Le 20 avril traverse l’histoire africaine entre exploration, violences coloniales, luttes identitaires et bascules politiques contemporaines, de l’entrée de René Caillié à Tombouctou en 1828 à la mort du président tchadien Idriss Déby Itno en 2021, en passant par le Printemps berbère de 1980 et une catastrophe aérienne majeure en Afrique australe en 1968.
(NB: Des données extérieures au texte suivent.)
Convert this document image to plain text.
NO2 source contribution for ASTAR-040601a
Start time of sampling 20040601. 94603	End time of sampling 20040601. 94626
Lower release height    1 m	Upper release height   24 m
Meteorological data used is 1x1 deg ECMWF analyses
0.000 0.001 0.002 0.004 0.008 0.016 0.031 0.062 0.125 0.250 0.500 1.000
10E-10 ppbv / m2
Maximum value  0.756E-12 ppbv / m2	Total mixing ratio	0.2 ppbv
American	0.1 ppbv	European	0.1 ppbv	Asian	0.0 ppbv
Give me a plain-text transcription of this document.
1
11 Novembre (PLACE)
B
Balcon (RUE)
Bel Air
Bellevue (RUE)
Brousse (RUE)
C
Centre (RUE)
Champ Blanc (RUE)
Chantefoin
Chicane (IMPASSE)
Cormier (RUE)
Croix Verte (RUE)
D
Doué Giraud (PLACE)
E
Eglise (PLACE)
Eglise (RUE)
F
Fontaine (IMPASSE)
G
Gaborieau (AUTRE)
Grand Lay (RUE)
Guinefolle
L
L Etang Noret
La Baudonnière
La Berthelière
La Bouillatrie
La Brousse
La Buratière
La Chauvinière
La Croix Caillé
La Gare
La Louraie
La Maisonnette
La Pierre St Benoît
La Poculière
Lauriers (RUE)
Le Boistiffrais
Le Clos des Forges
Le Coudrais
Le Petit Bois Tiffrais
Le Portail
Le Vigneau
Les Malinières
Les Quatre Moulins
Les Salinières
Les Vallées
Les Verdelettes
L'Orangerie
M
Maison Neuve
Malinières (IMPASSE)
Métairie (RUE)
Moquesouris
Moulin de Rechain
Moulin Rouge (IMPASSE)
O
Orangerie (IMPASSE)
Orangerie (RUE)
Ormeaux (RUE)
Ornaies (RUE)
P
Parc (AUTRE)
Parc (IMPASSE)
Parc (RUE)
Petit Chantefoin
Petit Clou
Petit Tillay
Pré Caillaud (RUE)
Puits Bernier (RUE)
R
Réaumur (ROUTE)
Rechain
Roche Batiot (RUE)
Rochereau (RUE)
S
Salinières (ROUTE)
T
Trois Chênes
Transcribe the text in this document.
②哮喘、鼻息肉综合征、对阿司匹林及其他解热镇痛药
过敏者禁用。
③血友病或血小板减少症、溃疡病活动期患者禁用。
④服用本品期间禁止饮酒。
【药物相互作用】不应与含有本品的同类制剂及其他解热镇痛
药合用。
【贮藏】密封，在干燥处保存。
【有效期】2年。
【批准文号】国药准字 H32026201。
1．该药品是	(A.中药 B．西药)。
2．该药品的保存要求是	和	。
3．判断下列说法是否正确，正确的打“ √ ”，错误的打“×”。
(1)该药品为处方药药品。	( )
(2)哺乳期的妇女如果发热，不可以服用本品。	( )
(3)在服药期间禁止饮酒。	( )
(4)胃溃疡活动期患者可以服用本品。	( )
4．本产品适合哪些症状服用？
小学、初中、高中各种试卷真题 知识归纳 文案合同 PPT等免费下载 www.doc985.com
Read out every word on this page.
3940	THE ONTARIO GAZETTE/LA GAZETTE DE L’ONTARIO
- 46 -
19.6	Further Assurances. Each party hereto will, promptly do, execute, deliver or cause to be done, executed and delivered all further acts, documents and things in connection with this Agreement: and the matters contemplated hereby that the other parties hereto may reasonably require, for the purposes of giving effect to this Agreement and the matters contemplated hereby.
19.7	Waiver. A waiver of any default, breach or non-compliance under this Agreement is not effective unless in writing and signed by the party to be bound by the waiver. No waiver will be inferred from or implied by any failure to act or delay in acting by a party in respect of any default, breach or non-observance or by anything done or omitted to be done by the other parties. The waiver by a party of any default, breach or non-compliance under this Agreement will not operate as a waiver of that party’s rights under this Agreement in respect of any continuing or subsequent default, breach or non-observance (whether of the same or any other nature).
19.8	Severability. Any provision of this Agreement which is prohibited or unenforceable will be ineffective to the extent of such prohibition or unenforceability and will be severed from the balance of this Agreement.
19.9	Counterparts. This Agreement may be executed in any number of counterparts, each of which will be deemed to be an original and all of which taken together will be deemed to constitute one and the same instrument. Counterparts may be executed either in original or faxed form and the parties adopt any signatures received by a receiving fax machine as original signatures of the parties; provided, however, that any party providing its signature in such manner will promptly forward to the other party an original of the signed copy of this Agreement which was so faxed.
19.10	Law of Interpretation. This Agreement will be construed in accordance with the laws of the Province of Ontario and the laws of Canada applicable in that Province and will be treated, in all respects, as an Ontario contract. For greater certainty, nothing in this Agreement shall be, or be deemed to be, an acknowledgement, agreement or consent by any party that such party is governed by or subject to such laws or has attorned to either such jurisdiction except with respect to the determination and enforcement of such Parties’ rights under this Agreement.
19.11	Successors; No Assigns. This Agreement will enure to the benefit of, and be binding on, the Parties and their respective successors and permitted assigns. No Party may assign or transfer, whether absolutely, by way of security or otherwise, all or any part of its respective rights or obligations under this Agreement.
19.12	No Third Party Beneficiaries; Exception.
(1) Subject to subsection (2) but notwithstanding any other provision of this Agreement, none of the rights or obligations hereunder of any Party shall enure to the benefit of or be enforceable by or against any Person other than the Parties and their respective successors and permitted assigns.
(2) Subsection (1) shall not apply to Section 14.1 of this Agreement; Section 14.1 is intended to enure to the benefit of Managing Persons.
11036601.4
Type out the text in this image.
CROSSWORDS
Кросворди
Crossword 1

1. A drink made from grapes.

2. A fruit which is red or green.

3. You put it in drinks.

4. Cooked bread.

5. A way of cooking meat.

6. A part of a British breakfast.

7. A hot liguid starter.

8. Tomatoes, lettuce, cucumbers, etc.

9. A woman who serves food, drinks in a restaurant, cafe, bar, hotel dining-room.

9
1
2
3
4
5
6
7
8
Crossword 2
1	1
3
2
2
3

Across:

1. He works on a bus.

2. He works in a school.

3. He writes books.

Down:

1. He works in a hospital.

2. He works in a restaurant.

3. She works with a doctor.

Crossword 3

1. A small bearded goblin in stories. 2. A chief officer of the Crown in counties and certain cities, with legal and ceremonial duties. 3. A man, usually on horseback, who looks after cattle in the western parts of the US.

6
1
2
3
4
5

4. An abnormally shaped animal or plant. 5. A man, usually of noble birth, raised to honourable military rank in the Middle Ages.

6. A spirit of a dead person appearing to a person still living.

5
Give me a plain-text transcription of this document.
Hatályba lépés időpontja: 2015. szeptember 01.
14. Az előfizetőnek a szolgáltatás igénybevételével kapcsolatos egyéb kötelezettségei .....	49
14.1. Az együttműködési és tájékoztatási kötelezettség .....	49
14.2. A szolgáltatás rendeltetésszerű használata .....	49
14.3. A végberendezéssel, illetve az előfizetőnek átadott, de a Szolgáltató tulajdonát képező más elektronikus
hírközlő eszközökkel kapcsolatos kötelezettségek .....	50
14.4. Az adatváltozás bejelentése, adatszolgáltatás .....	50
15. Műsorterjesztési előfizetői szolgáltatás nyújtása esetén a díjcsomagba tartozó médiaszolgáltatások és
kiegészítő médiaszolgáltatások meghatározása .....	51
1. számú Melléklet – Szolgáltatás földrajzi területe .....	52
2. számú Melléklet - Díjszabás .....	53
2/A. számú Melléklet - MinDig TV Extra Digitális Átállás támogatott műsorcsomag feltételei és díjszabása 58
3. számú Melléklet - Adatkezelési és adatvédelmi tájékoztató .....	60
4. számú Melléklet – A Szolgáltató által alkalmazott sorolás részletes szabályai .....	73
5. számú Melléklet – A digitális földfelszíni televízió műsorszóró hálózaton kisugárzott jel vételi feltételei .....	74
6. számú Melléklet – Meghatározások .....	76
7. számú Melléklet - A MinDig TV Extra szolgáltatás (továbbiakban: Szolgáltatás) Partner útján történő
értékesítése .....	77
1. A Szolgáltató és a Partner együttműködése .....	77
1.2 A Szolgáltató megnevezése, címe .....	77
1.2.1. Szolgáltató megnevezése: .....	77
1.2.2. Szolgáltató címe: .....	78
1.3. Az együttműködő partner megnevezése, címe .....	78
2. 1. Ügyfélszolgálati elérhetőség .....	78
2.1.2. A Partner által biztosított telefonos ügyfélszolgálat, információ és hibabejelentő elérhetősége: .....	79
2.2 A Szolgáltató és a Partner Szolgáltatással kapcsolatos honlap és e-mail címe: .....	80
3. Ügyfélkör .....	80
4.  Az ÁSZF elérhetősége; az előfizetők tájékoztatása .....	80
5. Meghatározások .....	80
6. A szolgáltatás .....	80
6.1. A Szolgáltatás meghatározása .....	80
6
Le 20 avril 1828, l’explorateur français René Caillié entre à Tombouctou après plusieurs années de périple à travers l’Afrique de l’Ouest. Déguisé en musulman, il devient le premier Occidental à en revenir vivant et à en publier un récit détaillé, contrairement au Britannique Gordon Laing, tué en 1826 après avoir quitté la ville. Resté environ deux semaines, il décrit une cité bien différente des récits européens fantasmés d’une « ville d’or », contribuant ainsi à transformer durablement la perception européenne de l’Afrique intérieure.
Le 20 avril 1899, le gouvernement français ordonne l’arrêt de la mission menée par les capitaines Paul Voulet et Julien Chanoine, chargés de relier le Sénégal au lac Tchad. Depuis janvier, leur colonne s’est rendue coupable de massacres de grande ampleur dans les territoires de l’actuel Niger, faisant un nombre de victimes estimé à plusieurs milliers. Alerté par des témoignages internes, Paris tente de mettre fin à l’expédition. Le colonel Arsène Klobb est envoyé pour les arrêter mais sera tué en juillet 1899 sur ordre de Voulet, avant que les deux officiers ne soient finalement abattus par leurs propres hommes, dans l’un des épisodes les plus marquants des violences de la conquête coloniale en Afrique de l’Ouest.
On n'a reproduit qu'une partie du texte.